The other part of our work was interacting with the scholarly community, and trying to enable research that was examining and investigating a theological or bigger picture of the purpose of business. There’s a lot of energy now asking what is the purpose of business? Is it primarily focused on shareholder wealth? Or are there other components of what business ought to be about in the world. All the while honoring the necessity of the profit motive. That’s crucial.
My background has been interfacing amongst a variety of communities: the church, business or the marketplace, and the academy. I think the last 15-20 years of my life have been trying to figure out how to do good work at the seam of those institutions.
So this was a natural fit, to have an opportunity to raise important, salient issues, through a theological vantage point or lens, in a big research university like the University of Wisconsin. It’s an amazing opportunity, the kind of facilities we have available to us.
It’s going to be a challenge to stay true to our mission and yet be generous with our space and build wider relationships on campus, all the while keeping a focus on faith.
The Q conference is an example of Christians in the marketplace, wrestling with big ideas, and trying to do it in a way that’s thoughtful and generous in tone at the same time.
You are also looking to hire some people?
I’m looking for a communications and technology lead person. This would be someone who could handle social media to promote our work and also every bit of technology in the building that serves the groups that are meeting here, such as the sound board.
The second person would be administrative, event planning person. There are four layers of programming: people who come in and use study spaces and meeting rooms; groups that come in to use our space and don’t need anything else; groups that want to do something but want us to help them with programming such as Freedom Week, focused on human trafficking; then the programs we put on. Anytime you say yes to an event, people will need some assistance. So there’s a vetting process because we’ll be associated with whatever happens up here.

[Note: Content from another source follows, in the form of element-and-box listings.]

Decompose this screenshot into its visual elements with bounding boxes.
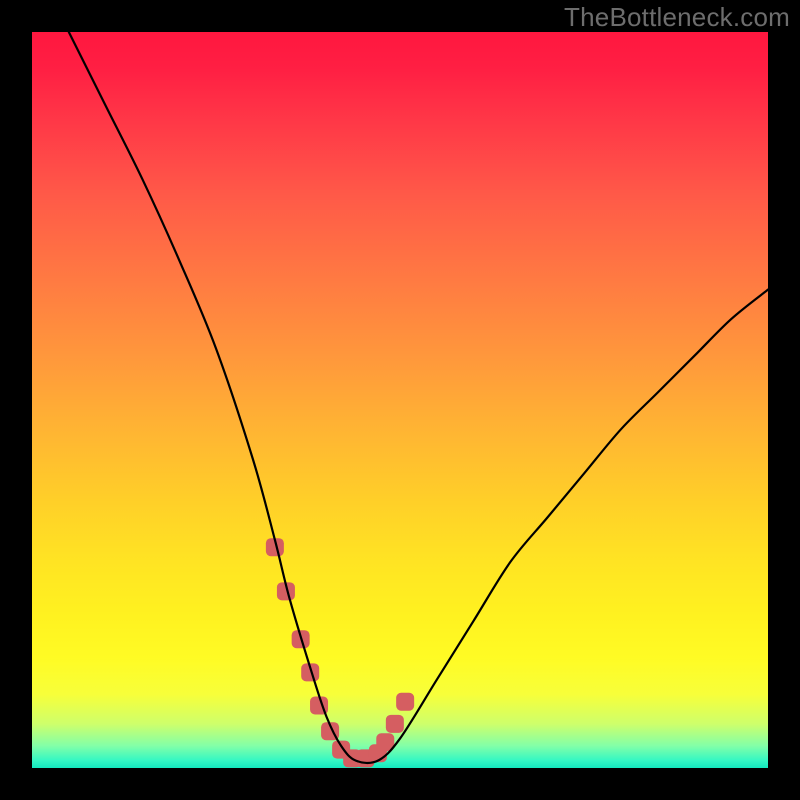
- chart-container: TheBottleneck.com: [0, 0, 800, 800]
- bottleneck-curve: [69, 32, 768, 763]
- watermark-text: TheBottleneck.com: [564, 2, 790, 33]
- curve-layer: [32, 32, 768, 768]
- highlight-marker: [386, 715, 404, 733]
- highlight-markers: [266, 538, 414, 767]
- highlight-marker: [396, 693, 414, 711]
- plot-area: [32, 32, 768, 768]
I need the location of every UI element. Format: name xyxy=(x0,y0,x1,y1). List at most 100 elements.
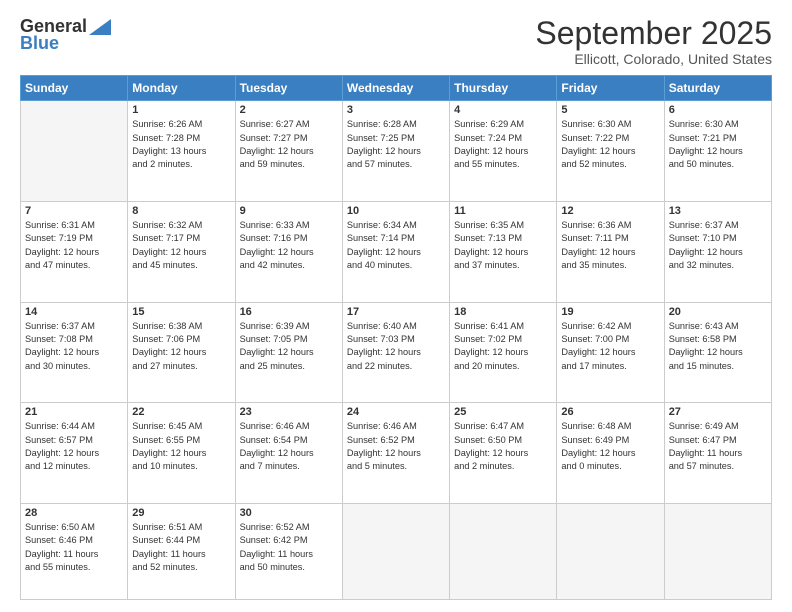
table-row: 7 Sunrise: 6:31 AMSunset: 7:19 PMDaylight… xyxy=(21,201,128,302)
sunset-time: Sunset: 7:05 PM xyxy=(240,334,308,344)
table-row: 12Sunrise: 6:36 AMSunset: 7:11 PMDayligh… xyxy=(557,201,664,302)
daylight-continuation: and 0 minutes. xyxy=(561,461,621,471)
table-row: 16Sunrise: 6:39 AMSunset: 7:05 PMDayligh… xyxy=(235,302,342,403)
day-info: Sunrise: 6:52 AMSunset: 6:42 PMDaylight:… xyxy=(240,521,338,574)
day-number: 25 xyxy=(454,406,552,418)
sunrise-time: Sunrise: 6:45 AM xyxy=(132,421,202,431)
day-number: 17 xyxy=(347,306,445,318)
daylight-hours: Daylight: 12 hours xyxy=(240,146,314,156)
sunrise-time: Sunrise: 6:51 AM xyxy=(132,522,202,532)
daylight-continuation: and 20 minutes. xyxy=(454,361,519,371)
daylight-hours: Daylight: 12 hours xyxy=(132,448,206,458)
sunrise-time: Sunrise: 6:40 AM xyxy=(347,321,417,331)
daylight-hours: Daylight: 12 hours xyxy=(561,347,635,357)
day-info: Sunrise: 6:41 AMSunset: 7:02 PMDaylight:… xyxy=(454,320,552,373)
daylight-continuation: and 32 minutes. xyxy=(669,260,734,270)
table-row: 24Sunrise: 6:46 AMSunset: 6:52 PMDayligh… xyxy=(342,403,449,504)
daylight-continuation: and 42 minutes. xyxy=(240,260,305,270)
col-tuesday: Tuesday xyxy=(235,76,342,101)
day-number: 18 xyxy=(454,306,552,318)
sunset-time: Sunset: 7:24 PM xyxy=(454,133,522,143)
table-row: 18 Sunrise: 6:41 AMSunset: 7:02 PMDayligh… xyxy=(450,302,557,403)
title-block: September 2025 Ellicott, Colorado, Unite… xyxy=(535,16,772,67)
table-row: 9Sunrise: 6:33 AMSunset: 7:16 PMDaylight… xyxy=(235,201,342,302)
table-row xyxy=(664,503,771,599)
daylight-continuation: and 12 minutes. xyxy=(25,461,90,471)
sunset-time: Sunset: 7:13 PM xyxy=(454,233,522,243)
day-number: 7 xyxy=(25,205,123,217)
day-number: 3 xyxy=(347,104,445,116)
table-row: 17 Sunrise: 6:40 AMSunset: 7:03 PMDayligh… xyxy=(342,302,449,403)
daylight-hours: Daylight: 11 hours xyxy=(25,549,98,559)
sunset-time: Sunset: 7:16 PM xyxy=(240,233,308,243)
table-row xyxy=(342,503,449,599)
day-info: Sunrise: 6:31 AMSunset: 7:19 PMDaylight:… xyxy=(25,219,123,272)
day-info: Sunrise: 6:46 AMSunset: 6:54 PMDaylight:… xyxy=(240,420,338,473)
day-number: 19 xyxy=(561,306,659,318)
day-number: 9 xyxy=(240,205,338,217)
day-info: Sunrise: 6:45 AMSunset: 6:55 PMDaylight:… xyxy=(132,420,230,473)
sunset-time: Sunset: 6:52 PM xyxy=(347,435,415,445)
sunrise-time: Sunrise: 6:37 AM xyxy=(25,321,95,331)
page: General Blue September 2025 Ellicott, Co… xyxy=(0,0,792,612)
table-row: 14Sunrise: 6:37 AMSunset: 7:08 PMDayligh… xyxy=(21,302,128,403)
sunset-time: Sunset: 7:19 PM xyxy=(25,233,93,243)
sunrise-time: Sunrise: 6:47 AM xyxy=(454,421,524,431)
daylight-hours: Daylight: 12 hours xyxy=(347,146,421,156)
sunrise-time: Sunrise: 6:32 AM xyxy=(132,220,202,230)
calendar-week-row: 1Sunrise: 6:26 AMSunset: 7:28 PMDaylight… xyxy=(21,101,772,202)
table-row: 25Sunrise: 6:47 AMSunset: 6:50 PMDayligh… xyxy=(450,403,557,504)
day-info: Sunrise: 6:44 AMSunset: 6:57 PMDaylight:… xyxy=(25,420,123,473)
daylight-hours: Daylight: 11 hours xyxy=(669,448,742,458)
calendar-title: September 2025 xyxy=(535,16,772,51)
table-row: 13Sunrise: 6:37 AMSunset: 7:10 PMDayligh… xyxy=(664,201,771,302)
calendar-week-row: 28Sunrise: 6:50 AMSunset: 6:46 PMDayligh… xyxy=(21,503,772,599)
day-number: 20 xyxy=(669,306,767,318)
daylight-continuation: and 2 minutes. xyxy=(454,461,514,471)
logo-blue: Blue xyxy=(20,33,59,54)
daylight-continuation: and 2 minutes. xyxy=(132,159,192,169)
day-number: 8 xyxy=(132,205,230,217)
sunset-time: Sunset: 7:10 PM xyxy=(669,233,737,243)
day-number: 2 xyxy=(240,104,338,116)
sunrise-time: Sunrise: 6:41 AM xyxy=(454,321,524,331)
daylight-hours: Daylight: 12 hours xyxy=(669,146,743,156)
daylight-hours: Daylight: 12 hours xyxy=(347,347,421,357)
daylight-continuation: and 37 minutes. xyxy=(454,260,519,270)
sunset-time: Sunset: 7:17 PM xyxy=(132,233,200,243)
table-row: 10Sunrise: 6:34 AMSunset: 7:14 PMDayligh… xyxy=(342,201,449,302)
sunrise-time: Sunrise: 6:36 AM xyxy=(561,220,631,230)
daylight-continuation: and 10 minutes. xyxy=(132,461,197,471)
table-row xyxy=(557,503,664,599)
day-info: Sunrise: 6:42 AMSunset: 7:00 PMDaylight:… xyxy=(561,320,659,373)
col-saturday: Saturday xyxy=(664,76,771,101)
day-number: 30 xyxy=(240,507,338,519)
daylight-hours: Daylight: 12 hours xyxy=(132,347,206,357)
day-info: Sunrise: 6:40 AMSunset: 7:03 PMDaylight:… xyxy=(347,320,445,373)
sunrise-time: Sunrise: 6:43 AM xyxy=(669,321,739,331)
header: General Blue September 2025 Ellicott, Co… xyxy=(20,16,772,67)
daylight-continuation: and 52 minutes. xyxy=(132,562,197,572)
day-info: Sunrise: 6:48 AMSunset: 6:49 PMDaylight:… xyxy=(561,420,659,473)
sunrise-time: Sunrise: 6:42 AM xyxy=(561,321,631,331)
sunrise-time: Sunrise: 6:37 AM xyxy=(669,220,739,230)
table-row: 22 Sunrise: 6:45 AMSunset: 6:55 PMDayligh… xyxy=(128,403,235,504)
col-monday: Monday xyxy=(128,76,235,101)
table-row: 29Sunrise: 6:51 AMSunset: 6:44 PMDayligh… xyxy=(128,503,235,599)
table-row: 28Sunrise: 6:50 AMSunset: 6:46 PMDayligh… xyxy=(21,503,128,599)
sunrise-time: Sunrise: 6:28 AM xyxy=(347,119,417,129)
daylight-hours: Daylight: 12 hours xyxy=(347,448,421,458)
table-row: 26Sunrise: 6:48 AMSunset: 6:49 PMDayligh… xyxy=(557,403,664,504)
day-info: Sunrise: 6:30 AMSunset: 7:21 PMDaylight:… xyxy=(669,118,767,171)
day-number: 10 xyxy=(347,205,445,217)
day-number: 22 xyxy=(132,406,230,418)
sunrise-time: Sunrise: 6:38 AM xyxy=(132,321,202,331)
sunset-time: Sunset: 6:57 PM xyxy=(25,435,93,445)
day-info: Sunrise: 6:28 AMSunset: 7:25 PMDaylight:… xyxy=(347,118,445,171)
day-number: 27 xyxy=(669,406,767,418)
calendar-week-row: 14Sunrise: 6:37 AMSunset: 7:08 PMDayligh… xyxy=(21,302,772,403)
daylight-hours: Daylight: 12 hours xyxy=(561,448,635,458)
table-row: 27Sunrise: 6:49 AMSunset: 6:47 PMDayligh… xyxy=(664,403,771,504)
daylight-continuation: and 59 minutes. xyxy=(240,159,305,169)
daylight-continuation: and 47 minutes. xyxy=(25,260,90,270)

To what extent will you be working with the broader Madison Christian community outside of campus? Are the churches in the area part of your plan?
I think they are. I would describe it as focused on campus but including churches that have ministries on campus and see the university as a place of connection and service. And it would ripple out.
The Blackhawk Church downtown campus will be located here, and we’ve talked with other churches about possible areas where we can work together. But the center of our mission is the campus and the university.